By order of the D.C. Superior Court Chief Judge, most recently on August 13, 2020, all “statutory and rules-based time limits” are “suspended, tolled, or extended” until November 9, 2020 because of the Covid-19 pandemic. This means that the time between the Chief Judge’s first order of March 18, 2020 and November 9, 2020 will not be counted in calculating the amount of time it has taken the government to bring a case to trial. In other words, the defendant’s right to a speedy trial will be “tolled” during this time period.
The Sixth Amendment to the U.S. Constitution guarantees a “speedy trial” to the defendant in a criminal case. A violation of this right requires that the charges be dismissed with prejudice. (“With prejudice” means that the government cannot reinstitute the charges later.)
The U.S. Supreme Court has declined to set bright-line rules with respect to when a defendant’s right to a speedy trial has been violated. Instead, it has left it up to each jurisdiction to set its own rules provided that these rules are consistent with the basic constitutional guarantee. In Barker v. Wingo, 407 U.S. 514 (1972), the Court identified four factors that should be considered in making this determination: (1) the length of the delay, (2) reason for the delay, (3) defendant’s assertion of his rights, and (4) prejudice to the defendant.

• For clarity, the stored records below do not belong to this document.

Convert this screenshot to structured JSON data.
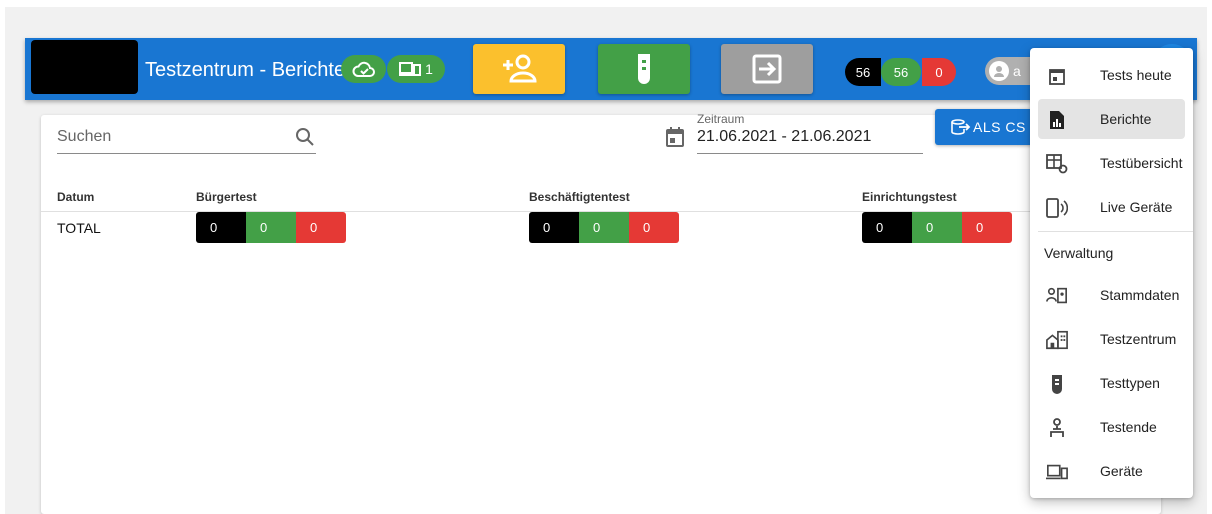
{
  "app": {
    "title": "Testzentrum - Berichte",
    "devices_count": "1",
    "accent_color": "#1976d2",
    "user_initial": "a"
  },
  "toolbar": {
    "add_person_icon": "add-person-icon",
    "test_tube_icon": "test-tube-icon",
    "exit_icon": "exit-icon"
  },
  "counters": {
    "total": "56",
    "negative": "56",
    "positive": "0"
  },
  "search": {
    "placeholder": "Suchen"
  },
  "date_range": {
    "label": "Zeitraum",
    "value": "21.06.2021 - 21.06.2021"
  },
  "export": {
    "label": "ALS CS"
  },
  "table": {
    "headers": [
      "Datum",
      "Bürgertest",
      "Beschäftigtentest",
      "Einrichtungstest"
    ],
    "rows": [
      {
        "datum": "TOTAL",
        "buergertest": {
          "total": "0",
          "negative": "0",
          "positive": "0"
        },
        "beschaeftigtentest": {
          "total": "0",
          "negative": "0",
          "positive": "0"
        },
        "einrichtungstest": {
          "total": "0",
          "negative": "0",
          "positive": "0"
        }
      }
    ]
  },
  "menu": {
    "items": [
      {
        "label": "Tests heute",
        "icon": "calendar-icon"
      },
      {
        "label": "Berichte",
        "icon": "report-icon",
        "active": true
      },
      {
        "label": "Testübersicht",
        "icon": "table-settings-icon"
      },
      {
        "label": "Live Geräte",
        "icon": "device-live-icon"
      }
    ],
    "section_title": "Verwaltung",
    "admin_items": [
      {
        "label": "Stammdaten",
        "icon": "master-data-icon"
      },
      {
        "label": "Testzentrum",
        "icon": "building-icon"
      },
      {
        "label": "Testtypen",
        "icon": "test-tube-icon"
      },
      {
        "label": "Testende",
        "icon": "people-icon"
      },
      {
        "label": "Geräte",
        "icon": "devices-icon"
      }
    ]
  }
}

Consistent with this guidance, jurisdictions have each developed their own rules in order to protect this basic constitutional guarantee. When I practiced in Philadelphia, for example, there were certain periods of time after which dismissal of the charges on the basis of a speedy trial violation would be presumed. In this case, the burden was then on the government to show that the delay was somehow excusable. The prosecution might show, for example, it was the court or the defendant, not the government, that caused the delay.
The Philadelphia municipal courts were remarkably inefficient with many cases often delayed multiple times. Speedy trial motions were thus an important weapon in the defense attorney’s arsenal for getting cases dismissed.
Speedy trial motions are rarely litigated in the District of Columbia. Among other things, this is because D.C. Superior Court and the two prosecuting offices in the District are so much more efficient. The Chief Judge’s most recent order will make these motions even harder to litigate when at least eight months – the period of time all deadlines will be “tolled” because of this “judicial emergency” – will not even be considered.